Jan. 8, 1984 - ABC purchased the remaining 85 percent of ESPN.

Jan. 8, 1985 - Alabama author Wyatt Blassingame died in Bradenton, Fla.

Jan. 8, 1998 – Little Eva crash survivor Grady Gaston of Frisco City, Ala. passed away at the age of 77. During World War II, Gaston, a ball turret gunner, was one of the few survivors of bomber crash that occurred in Australia. Gaston survived in terrible conditions for nearly five months before being rescued, and he was later featured by “Ripley’s Believe It or Not!”

Jan. 8, 1998 – In “V for Vendetta,” Evey asked V if he was her father. V responds and Evey is kicked out of the Gallery. Derek Almond is laid to rest. Rosemary Almond is refused any sort of financial compensation for Norsefire. With no other means of support, she accepts Roger Dascombe’s invitation.

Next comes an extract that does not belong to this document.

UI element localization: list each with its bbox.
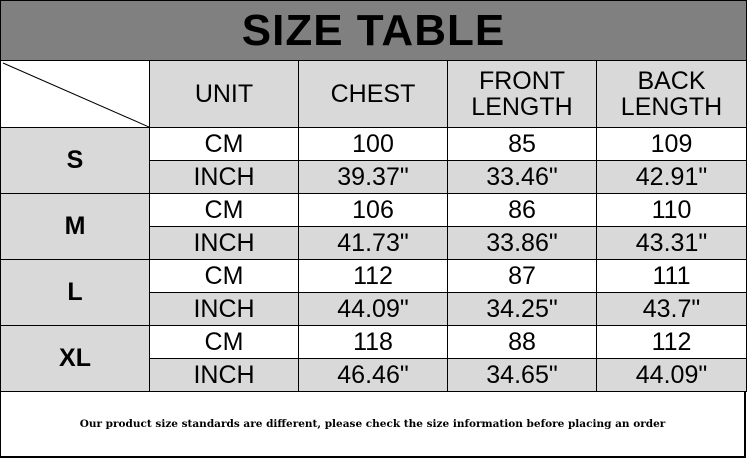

Jan. 8, 2000 - In an American Football Conference (AFC) wild card match-up at Adelphia Coliseum in Nashville, Tenn., the Tennessee Titans stage a last-second come-from-behind victory to beat the Buffalo Bills 22-16 on a kickoff return play later dubbed the "Music City Miracle."

Jan. 8, 2007 – The Franklin Cemetery in Butler County, Ala. was added to the Alabama Historic Cemetery Register.

Jan. 8, 2009 - In Egypt, archeaologists entered a 4,300-year-old pyramid and discovered the mummy of Queen Sesheshet.